The more alarming point is that Cane seems to extrapolate the removal of CIOs from these 2 organizations as some sort of trend which it really is not.  Who is arguing for the end of the CIO?  Is this a common trend?  Cane then goes onto talk about the history of CIOs, assert the competence of most of them and closes with the advice that CIOs should "concentrate on finding ways to use technology to expedite business change appropriate to today's trading environment."  I have no idea what that actually means but oh well.

In any case, why is there so much conversation in the media and within IT departments of this type?  Has IT never heard of the power of positive thinking.  These types of constant "IT as a victim" rants serve to make the organization territorial, paranoid and probably do nothing for the morale of the people within the organization.

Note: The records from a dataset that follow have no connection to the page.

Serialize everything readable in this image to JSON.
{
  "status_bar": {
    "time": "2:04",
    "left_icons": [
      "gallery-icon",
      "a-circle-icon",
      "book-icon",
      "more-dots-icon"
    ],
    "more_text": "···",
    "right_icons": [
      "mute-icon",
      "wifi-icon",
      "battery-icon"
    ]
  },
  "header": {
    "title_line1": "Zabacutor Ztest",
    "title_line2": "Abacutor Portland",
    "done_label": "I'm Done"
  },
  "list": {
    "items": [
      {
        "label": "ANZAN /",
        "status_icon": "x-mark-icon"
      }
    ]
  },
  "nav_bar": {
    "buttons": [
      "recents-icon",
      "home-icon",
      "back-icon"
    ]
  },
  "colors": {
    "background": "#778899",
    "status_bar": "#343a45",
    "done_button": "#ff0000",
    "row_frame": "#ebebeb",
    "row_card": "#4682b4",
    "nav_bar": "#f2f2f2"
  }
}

Anyone work for a positive IT organization that doesn't feel victimized by the "business"?  I'd love to hear from you and hear what your organization has done to achieve this.

For a Limited Time Only: Economists Gone Wild!!!!

So are we in a recession? Or aren't we? Who knows? Economists have a different view, and despite a track record as good as your local weatherman, we still listen to them for some reason.

But now a whole host are coming out with their wisdom after the fact not adding much to the dialogue but somehow their "insights" get picked up by the media. The first one is Lakshman Achuthan.  Achuthan is the managing director of the Economic Cycle Research Institute and feels the Fed didn't act quickly enough when it begn cutting key interest rates last fall. The economic stimulus package also came too late, he said. (article link)

"If they had done all this in the fourth quarter … we might not have had a Bear," he said in reference to investment bank Bear Stearns which collapsed last week.

"I think we'd be having a different discussion," Achuthan said.

Achuthan pointed to the end of 2007, when inventories were low, as the time to act. A boost to the economy then would have spurred consumer spending and resulted in increased productivity, he said.

"There was an opportunity that was wasted by policymakers because they didn't understand those dynamics," he told CNN.

Thanks Lakshman. Where were you about 15 months ago?

The other economist who is also crying is John Ryding of Bear Sterns economics squad. In a note issues last Thursday, Ryding and team suggest "that the failure of the Federal Reserve between 2003 and 2006 to adequately raise the federal-funds rate to a more normalized level in part contributed to the downturn the market is experiencing - and by extension, the collapse of Bear Sterns." (quote from 3/22/08 Wall Street Journal)

While I understand that it  must suck to be a Bear Sterns employee these days, I doubt Mr Ryding was arguing too much with the Fed's actions when money was cheap and Bear Sterns stock price was above $100.

Being a Monday morning quarterback sure is easy, ain't it?

March 18, 2008

AOL Asserts Its Innovation Street Cred - Al Gore Better Watch Out

So everyone knows that Al Gore invented the Internet, right?  Well, if you didn't know that, now you know.

But not to be outdone, AOL wants you to know they're the trailblazing pioneers in another technology movement.  With their recent acquisition of Bebo, a social networking site, AOL is stepping into the latest web2.0, paradigm shifting, synergistic space.  But don't think they are new to the space.  AOL chief Randy Falco states, "Social networking was really invented here at AOL.  We let it get away from us."  So now you know who to thank for the countless hours you've spent on Facebook, LinkedIn, MySpace or Friendster (for those who remember this has been).

It just got away from them.  I like that.  Thanks for social networking AOL.  We owe you.